The round of eight is such a closely-knit group that Spain, a country with one of the world's strongest leagues and whose clubs now rule Europe, have again been denied entry by Frank Riberry and a group of bald or balding daddies who have finally been able to roll back the years. "That's another World Cup gone, another major tournament we let slip away," Iker Casillas said.
In Hanover on Tuesday, Zinedine Zidane was like old wine, his sublime display climaxing in a 92nd minute goal after setting up France's second eight minutes earlier; Patrick Vieira uncorked a vintage performance and after stopping Spain's 25-match unbeaten run, everything in bleu, according to Thierry Henry, is now smelling of team spirit.
Bring on the Brazilians. So what if even after 10 goals and only one against, both Kaka and Gilberto Silva feel that the samba is far from perfect yet.
In such august company, Ukraine seem like babes in the woods. If they do a South Korea, Italy should extend their stay at their Duisborg base camp till things cool down. Ukraine are the only team in the octet which has lost a match, the 0-4 drubbing from Spain making them the third country in World Cup history to survive such humiliation.
Portugal too haven't had it this good since 1966 but the golden generation that emerged in the 90s has done enough since to deserve a befitting swansong. And of history repeating itself.
For that, they will have to change a bit of history first because next up are England who conquered Eusebio's team 40 years ago. Sven Goran Eriksson has kept his record of taking England to at least the quarter-finals of every major tournament under him though the team's performance has been described back home as "queasy".
With Italy playing Ukraine before England meet Portugal, at least two of the semi-finalists will be from Europe, the home of organised football, and that's in keeping with this continent's tradition of dominance every time it has hosted a World Cup finals. At least for the last 24 years.
No team from South America had stayed on till the penultimate round in 1982, only one survived in 1990 and again in 1998. This time there could be two though given the great expectations on the hosts -- it keeps getting greater with every round -- Germany isn't betting on it.
"We are a football nation.

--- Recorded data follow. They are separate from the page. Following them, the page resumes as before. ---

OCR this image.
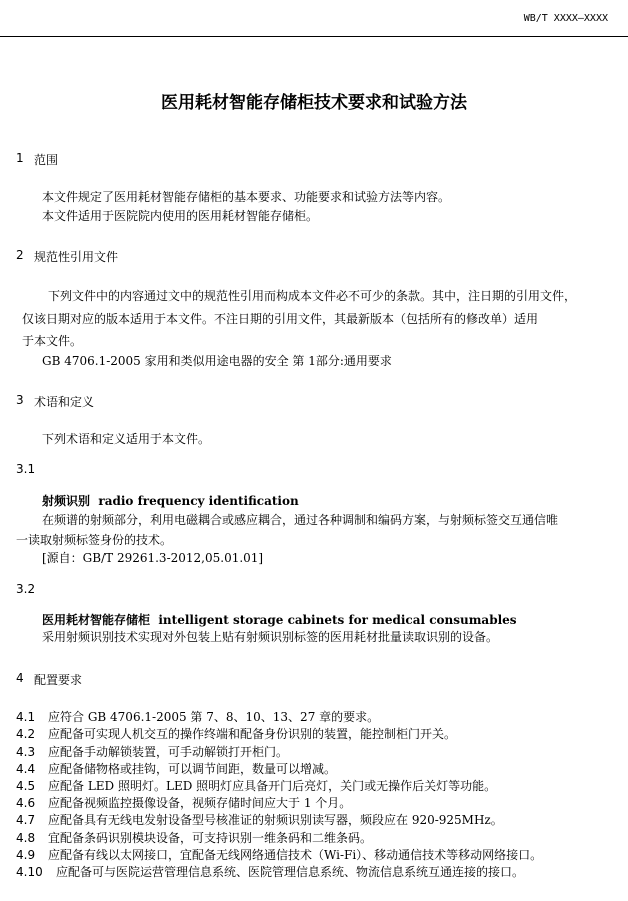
WB/T XXXX—XXXX
医用耗材智能存储柜技术要求和试验方法
1 范围
本文件规定了医用耗材智能存储柜的基本要求、功能要求和试验方法等内容。
本文件适用于医院院内使用的医用耗材智能存储柜。
2 规范性引用文件
下列文件中的内容通过文中的规范性引用而构成本文件必不可少的条款。其中，注日期的引用文件，
仅该日期对应的版本适用于本文件。不注日期的引用文件，其最新版本（包括所有的修改单）适用
于本文件。
GB 4706.1-2005 家用和类似用途电器的安全 第 1部分:通用要求
3 术语和定义
下列术语和定义适用于本文件。
3.1
射频识别 radio frequency identification
在频谱的射频部分，利用电磁耦合或感应耦合，通过各种调制和编码方案，与射频标签交互通信唯
一读取射频标签身份的技术。
[源自：GB/T 29261.3-2012,05.01.01]
3.2
医用耗材智能存储柜 intelligent storage cabinets for medical consumables
采用射频识别技术实现对外包装上贴有射频识别标签的医用耗材批量读取识别的设备。
4 配置要求
4.1 应符合 GB 4706.1-2005 第 7、8、10、13、27 章的要求。
4.2 应配备可实现人机交互的操作终端和配备身份识别的装置，能控制柜门开关。
4.3 应配备手动解锁装置，可手动解锁打开柜门。
4.4 应配备储物格或挂钩，可以调节间距，数量可以增减。
4.5 应配备 LED 照明灯。LED 照明灯应具备开门后亮灯，关门或无操作后关灯等功能。
4.6 应配备视频监控摄像设备，视频存储时间应大于 1 个月。
4.7 应配备具有无线电发射设备型号核准证的射频识别读写器，频段应在 920-925MHz。
4.8 宜配备条码识别模块设备，可支持识别一维条码和二维条码。
4.9 应配备有线以太网接口，宜配备无线网络通信技术（Wi-Fi）、移动通信技术等移动网络接口。
4.10 应配备可与医院运营管理信息系统、医院管理信息系统、物流信息系统互通连接的接口。
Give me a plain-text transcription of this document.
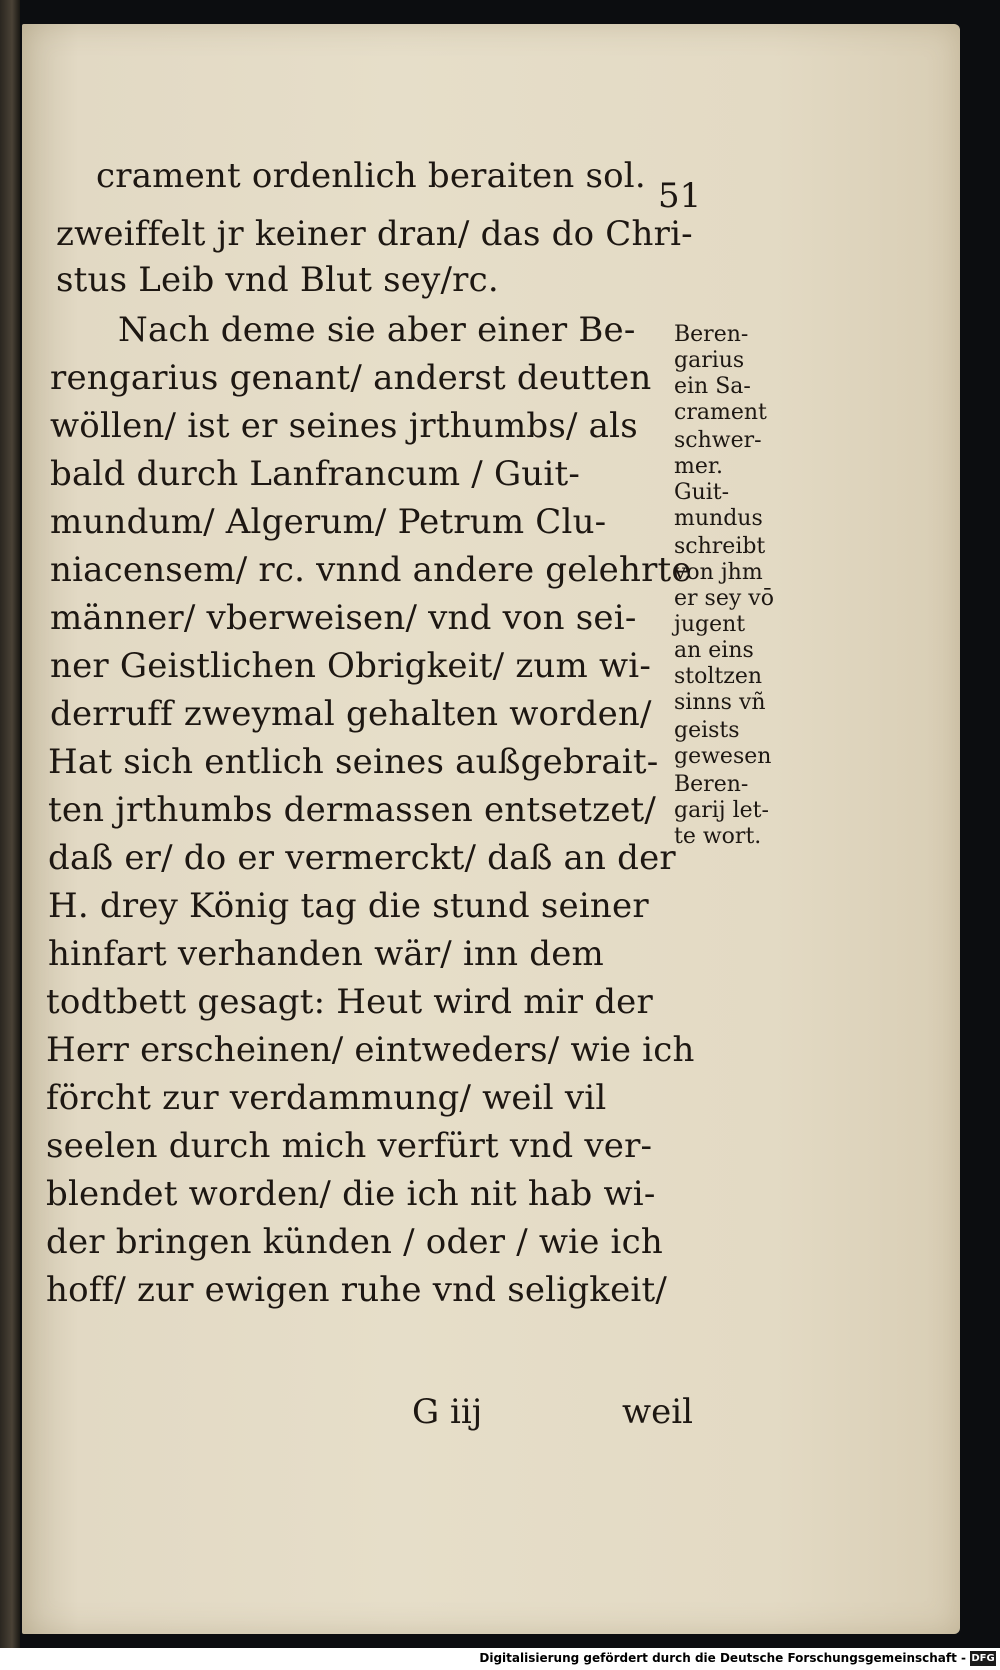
crament ordenlich beraiten sol. 51
zweiffelt jr keiner dran/ das do Chri-
stus Leib vnd Blut sey/rc.
Nach deme sie aber einer Be-
rengarius genant/ anderst deutten
wöllen/ ist er seines jrthumbs/ als
bald durch Lanfrancum / Guit-
mundum/ Algerum/ Petrum Clu-
niacensem/ rc. vnnd andere gelehrte
männer/ vberweisen/ vnd von sei-
ner Geistlichen Obrigkeit/ zum wi-
derruff zweymal gehalten worden/
Hat sich entlich seines außgebrait-
ten jrthumbs dermassen entsetzet/
daß er/ do er vermerckt/ daß an der
H. drey König tag die stund seiner
hinfart verhanden wär/ inn dem
todtbett gesagt: Heut wird mir der
Herr erscheinen/ eintweders/ wie ich
förcht zur verdammung/ weil vil
seelen durch mich verfürt vnd ver-
blendet worden/ die ich nit hab wi-
der bringen künden / oder / wie ich
hoff/ zur ewigen ruhe vnd seligkeit/
Beren-
garius
ein Sa-
crament
schwer-
mer.
Guit-
mundus
schreibt
von jhm
er sey vō
jugent
an eins
stoltzen
sinns vñ
geists
gewesen
Beren-
garij let-
te wort.
G iij	weil
Digitalisierung gefördert durch die Deutsche Forschungsgemeinschaft - DFG
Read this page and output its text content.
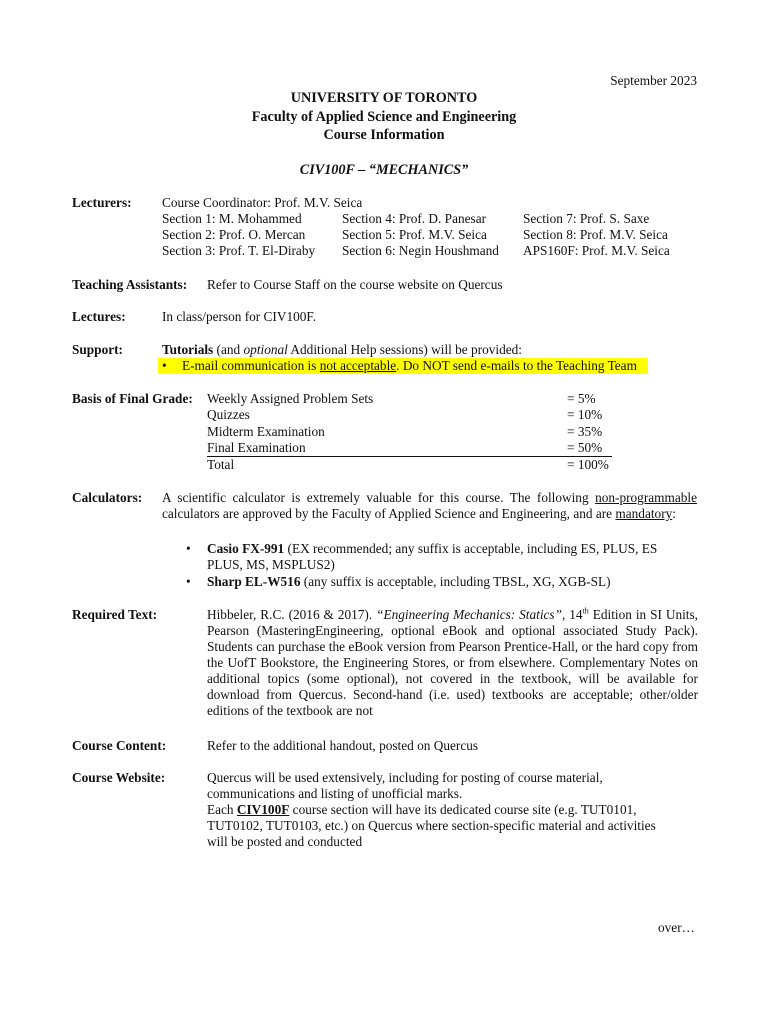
September 2023
UNIVERSITY OF TORONTO
Faculty of Applied Science and Engineering
Course Information
CIV100F – “MECHANICS”
Lecturers: Course Coordinator: Prof. M.V. Seica
Section 1: M. Mohammed	Section 4: Prof. D. Panesar	Section 7: Prof. S. Saxe
Section 2: Prof. O. Mercan	Section 5: Prof. M.V. Seica	Section 8: Prof. M.V. Seica
Section 3: Prof. T. El-Diraby Section 6: Negin Houshmand APS160F: Prof. M.V. Seica
Teaching Assistants: Refer to Course Staff on the course website on Quercus
Lectures:	In class/person for CIV100F.
Support:	Tutorials (and optional Additional Help sessions) will be provided:
• E-mail communication is not acceptable. Do NOT send e-mails to the Teaching Team
Basis of Final Grade: Weekly Assigned Problem Sets	= 5%
Quizzes	= 10%
Midterm Examination	= 35%
Final Examination	= 50%
Total	= 100%
Calculators: A scientific calculator is extremely valuable for this course. The following non-programmable calculators are approved by the Faculty of Applied Science and Engineering, and are mandatory:
• Casio FX-991 (EX recommended; any suffix is acceptable, including ES, PLUS, ES PLUS, MS, MSPLUS2)
• Sharp EL-W516 (any suffix is acceptable, including TBSL, XG, XGB-SL)
Required Text:	Hibbeler, R.C. (2016 & 2017). “Engineering Mechanics: Statics”, 14th Edition in SI Units, Pearson (MasteringEngineering, optional eBook and optional associated Study Pack). Students can purchase the eBook version from Pearson Prentice-Hall, or the hard copy from the UofT Bookstore, the Engineering Stores, or from elsewhere. Complementary Notes on additional topics (some optional), not covered in the textbook, will be available for download from Quercus. Second-hand (i.e. used) textbooks are acceptable; other/older editions of the textbook are not
Course Content:	Refer to the additional handout, posted on Quercus
Course Website:	Quercus will be used extensively, including for posting of course material,
communications and listing of unofficial marks.
Each CIV100F course section will have its dedicated course site (e.g. TUT0101, TUT0102, TUT0103, etc.) on Quercus where section-specific material and activities will be posted and conducted
over…
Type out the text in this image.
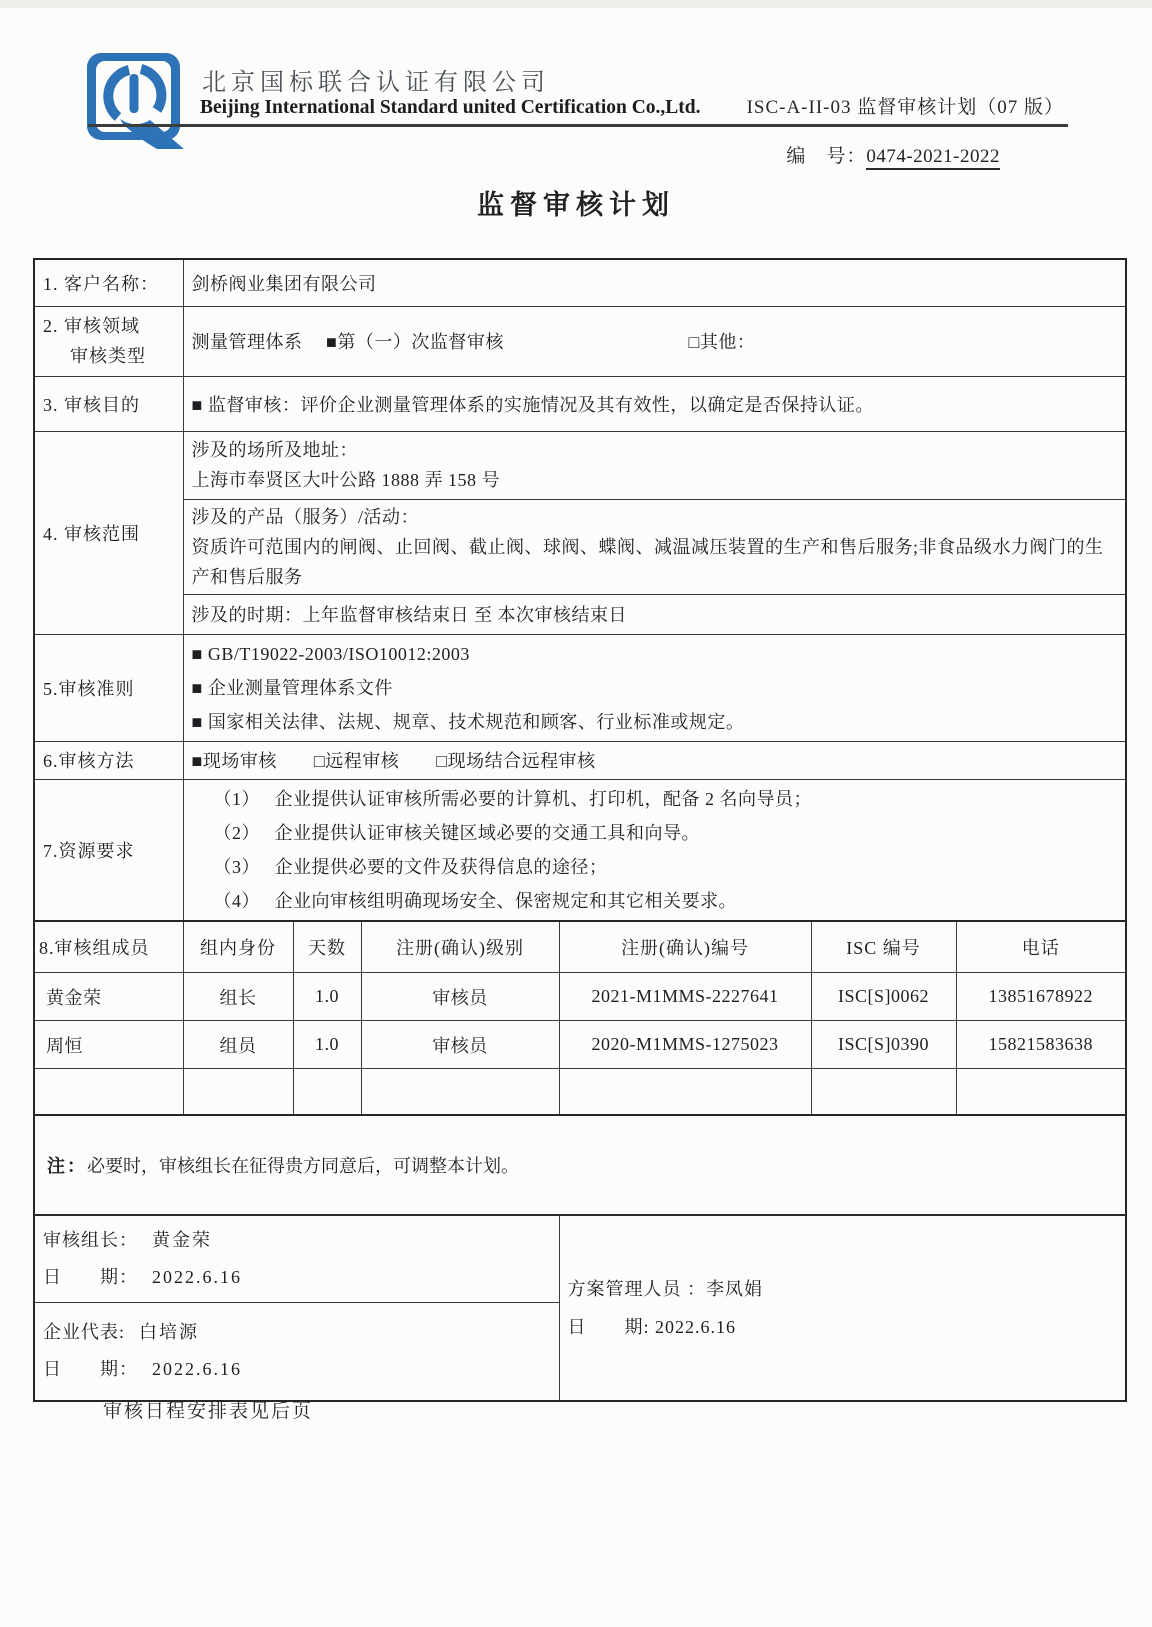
北京国标联合认证有限公司
Beijing International Standard united Certification Co.,Ltd. ISC-A-II-03 监督审核计划（07 版）
编　号：0474-2021-2022
监督审核计划
1. 客户名称：	剑桥阀业集团有限公司					

2. 审核领域
审核类型
	测量管理体系　 ■第（一）次监督审核	□其他：

3. 审核目的	■ 监督审核：评价企业测量管理体系的实施情况及其有效性，以确定是否保持认证。					
4. 审核范围	涉及的场所及地址：
上海市奉贤区大叶公路 1888 弄 158 号					

	涉及的产品（服务）/活动：
资质许可范围内的闸阀、止回阀、截止阀、球阀、蝶阀、减温减压装置的生产和售后服务;非食品级水力阀门的生产和售后服务					

	涉及的时期：上年监督审核结束日 至 本次审核结束日					
5.审核准则	■ GB/T19022-2003/ISO10012:2003
■ 企业测量管理体系文件
■ 国家相关法律、法规、规章、技术规范和顾客、行业标准或规定。					

6.审核方法	■现场审核　　□远程审核　　□现场结合远程审核					
7.资源要求	（1）　 企业提供认证审核所需必要的计算机、打印机，配备 2 名向导员；
（2）　 企业提供认证审核关键区域必要的交通工具和向导。
（3）　 企业提供必要的文件及获得信息的途径；
（4）　 企业向审核组明确现场安全、保密规定和其它相关要求。					

8.审核组成员	组内身份	天数	注册(确认)级别	注册(确认)编号	ISC 编号	电话
黄金荣	组长	1.0	审核员	2021-M1MMS-2227641	ISC[S]0062	13851678922
周恒	组员	1.0	审核员	2020-M1MMS-1275023	ISC[S]0390	15821583638

注：必要时，审核组长在征得贵方同意后，可调整本计划。						

审核组长： 黄金荣
日　　期： 2022.6.16

方案管理人员 ：李凤娟
日　　期: 2022.6.16

企业代表: 白培源
日　　期： 2022.6.16						
审核日程安排表见后页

Even a quarter-final exit would be disastrous." Juergen Klinsmann's recent statement has found an echo in his homeland three months after the coach was being lambasted even in parliament for a 1-4 friendly loss to Italy.
It doesn't matter that Germany haven't beaten Argentina in their last three matches including the Confederations Cup. It doesn't matter that the match is being played four years to the day they lost the World Cup. The country is only looking at positives.
"We won the European Championships exactly 10 years ago, didn't we," Germans counter. Oliver Bierhoff, star of Euro '96 and now a co-architect of the German football revival, accepts that Argentina have been the best team on view so far but feels, "we can beat Argentina, we are playing at home". Simple.
Marco Materazzi, Costinha and Deco will wait with bated breath to see if they survive their suspensions and still play a part in this competition which takes its only break after 19 days and 56 matches. Again on a yellow card, Zidane knows that feeling well enough and he has former Real Madrid mate Luis Figo for company. The draw has panned out beautifully with each of the eight groups being represented. Raul, Casillas, Didier Drogba, Henrik Larsson, Freddie Ljungberg, Ruud van Nistelrooy, Edwin van der Sar and Pavel Nedved have gone home but most of the stars are still around. Some like Zidane, Figo, and Alessandro del Piero will twinkle for one last time this summer.
Get ready for some weekend classics.